The buyer is entitled to sell and/or use the reserved goods properly in business transactions as long as he is not in default of payment. Pledging or transfer by way of security is not permitted. The buyer hereby assigns to us in full by way of security any claims arising from the resale or any other legal reason (insurance, tort) in respect of the reserved goods (including all current account balance claims); we hereby accept the assignment. We revocably authorise the purchaser to collect the claims assigned to us for his account in his own name. The direct debit authorization can be revoked at any time if the buyer does not meet his payment obligations properly. The buyer is also not entitled to assign this claim for the purpose of collecting the claim by way of factoring, unless the obligation of the factor is simultaneously justified to affect the consideration in the amount of the claims directly to us as long as we still have claims against the buyer.
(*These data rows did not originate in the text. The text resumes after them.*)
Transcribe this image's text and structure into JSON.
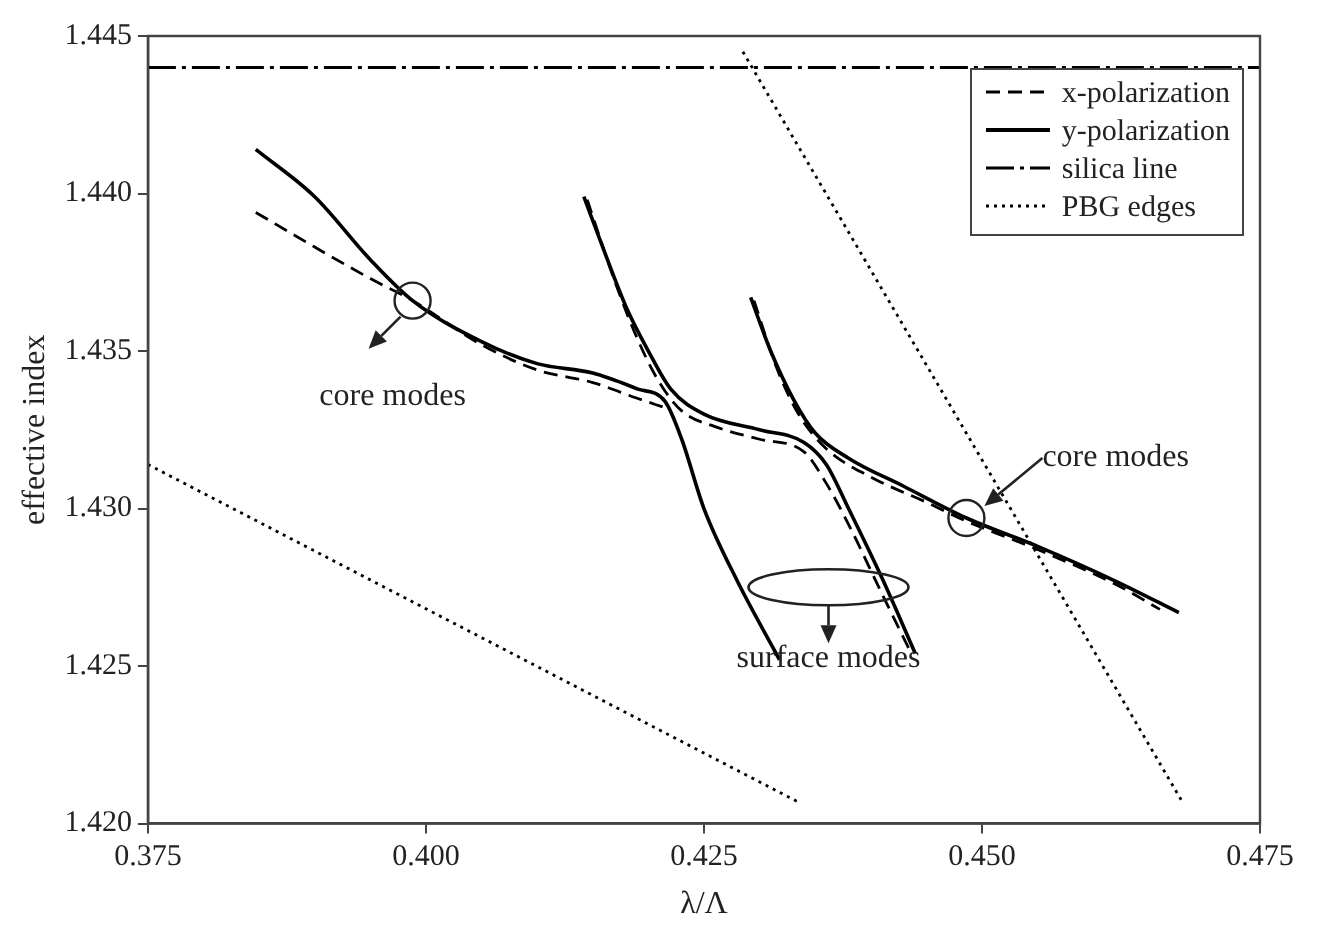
{
  "chart_data": {
    "type": "line",
    "xlabel": "λ/Λ",
    "ylabel": "effective index",
    "xlim": [
      0.375,
      0.475
    ],
    "xticks": [
      0.375,
      {
        "value": 0.4,
        "label": "0.400"
      },
      0.425,
      {
        "value": 0.45,
        "label": "0.450"
      },
      0.475
    ],
    "ylim": [
      1.42,
      1.445
    ],
    "yticks": [
      {
        "value": 1.42,
        "label": "1.420"
      },
      1.425,
      {
        "value": 1.43,
        "label": "1.430"
      },
      1.435,
      {
        "value": 1.44,
        "label": "1.440"
      },
      1.445
    ],
    "grid": false,
    "legend": "top right",
    "marker": "none",
    "series": [
      {
        "name": "x-polarization",
        "color": "#000000",
        "line_style": "dashed",
        "x": [
          0.3847,
          0.39,
          0.395,
          0.3988,
          0.405,
          0.41,
          0.415,
          0.419,
          0.4215
        ],
        "values": [
          1.4394,
          1.4383,
          1.4373,
          1.4366,
          1.4352,
          1.4344,
          1.434,
          1.4335,
          1.4332
        ]
      },
      {
        "color": "#000000",
        "line_style": "dashed",
        "x": [
          0.4145,
          0.417,
          0.419,
          0.421,
          0.423,
          0.426,
          0.43,
          0.434,
          0.436,
          0.438,
          0.441,
          0.4435
        ],
        "values": [
          1.4398,
          1.4372,
          1.4354,
          1.434,
          1.4331,
          1.4326,
          1.4322,
          1.4318,
          1.4308,
          1.4295,
          1.4273,
          1.4255
        ]
      },
      {
        "color": "#000000",
        "line_style": "dashed",
        "x": [
          0.4295,
          0.4315,
          0.4335,
          0.436,
          0.44,
          0.445,
          0.4486,
          0.455,
          0.462,
          0.466
        ],
        "values": [
          1.4366,
          1.4345,
          1.433,
          1.4319,
          1.431,
          1.4302,
          1.4296,
          1.4287,
          1.4276,
          1.4268
        ]
      },
      {
        "name": "y-polarization",
        "color": "#000000",
        "line_style": "solid",
        "x": [
          0.3847,
          0.39,
          0.395,
          0.3988,
          0.405,
          0.41,
          0.415,
          0.419,
          0.4215,
          0.423,
          0.425,
          0.428,
          0.4318
        ],
        "values": [
          1.4414,
          1.4399,
          1.4379,
          1.4366,
          1.4353,
          1.4346,
          1.4343,
          1.4338,
          1.4334,
          1.4322,
          1.43,
          1.4277,
          1.4252
        ]
      },
      {
        "color": "#000000",
        "line_style": "solid",
        "x": [
          0.4142,
          0.416,
          0.418,
          0.42,
          0.422,
          0.425,
          0.43,
          0.434,
          0.436,
          0.438,
          0.441,
          0.444
        ],
        "values": [
          1.4399,
          1.4382,
          1.4364,
          1.435,
          1.4338,
          1.433,
          1.4325,
          1.4321,
          1.4314,
          1.43,
          1.4278,
          1.4254
        ]
      },
      {
        "color": "#000000",
        "line_style": "solid",
        "x": [
          0.4292,
          0.431,
          0.433,
          0.435,
          0.438,
          0.443,
          0.4486,
          0.455,
          0.462,
          0.4677
        ],
        "values": [
          1.4367,
          1.435,
          1.4335,
          1.4324,
          1.4316,
          1.4307,
          1.4297,
          1.4288,
          1.4277,
          1.4267
        ]
      },
      {
        "name": "silica line",
        "color": "#000000",
        "line_style": "dashdot",
        "x": [
          0.375,
          0.475
        ],
        "values": [
          1.444,
          1.444
        ]
      },
      {
        "name": "PBG edges",
        "color": "#000000",
        "line_style": "dotted",
        "x": [
          0.375,
          0.4334
        ],
        "values": [
          1.4314,
          1.4207
        ]
      },
      {
        "color": "#000000",
        "line_style": "dotted",
        "x": [
          0.4285,
          0.468
        ],
        "values": [
          1.4445,
          1.4207
        ]
      }
    ],
    "annotations": [
      {
        "text": "core modes",
        "x": 0.3988,
        "y": 1.4366
      },
      {
        "text": "core modes",
        "x": 0.4486,
        "y": 1.4297
      },
      "surface modes"
    ]
  }
}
  1. any processing or transformation of the reserved goods by the buyer shall in any case be carried out for us. If the reserved goods are processed with other items not belonging to us, we shall acquire co-ownership of the new item in the ratio of the value of the reserved goods (final invoice amount including value added tax) to the other processed items at the time of processing. The same shall apply to the new object resulting from the processing as to the reserved goods. In the event of inseparable mixing of the reserved goods with other items not belonging to us, we shall acquire co-ownership of the new item in the ratio of the value of the reserved goods (final invoice amount including value added tax) to the other mixed items at the time of mixing. If, as a result of the mixing, the Buyer’s item is to be regarded as the main item, the Buyer and we agree that the Buyer assigns to us pro rata co-ownership of this item; we hereby accept the assignment. Our sole or co-ownership of an item thus created shall be held in safe custody by the purchaser on our behalf.
  2. in the event of access by third parties to the reserved goods, in particular seizures, the purchaser shall point out our ownership and inform us immediately so that we can assert our ownership rights. Insofar as the third party is not in a position to reimburse us for the judicial or extrajudicial costs incurred in this connection, the buyer shall be liable for these.
  3. we are obliged to release the securities to which we are entitled insofar as the realisable value of our securities exceeds the claims to be secured by more than 10 %, whereby we are free to select the securities to be released.

VIII Place of performance, place of jurisdiction, applicable law

The place of performance and jurisdiction for deliveries and payments (including actions on cheques and bills of exchange) as well as all disputes arising between us and the Buyer from the purchase contracts concluded between us and the Buyer shall be our registered office. However, we are also entitled to sue the buyer at his place of residence and/or business.

2 The relations between the contracting parties shall be governed exclusively by the law applicable in the Federal Republic of Germany. The application of the UN Convention on Contracts for the International Sale of Goods is excluded.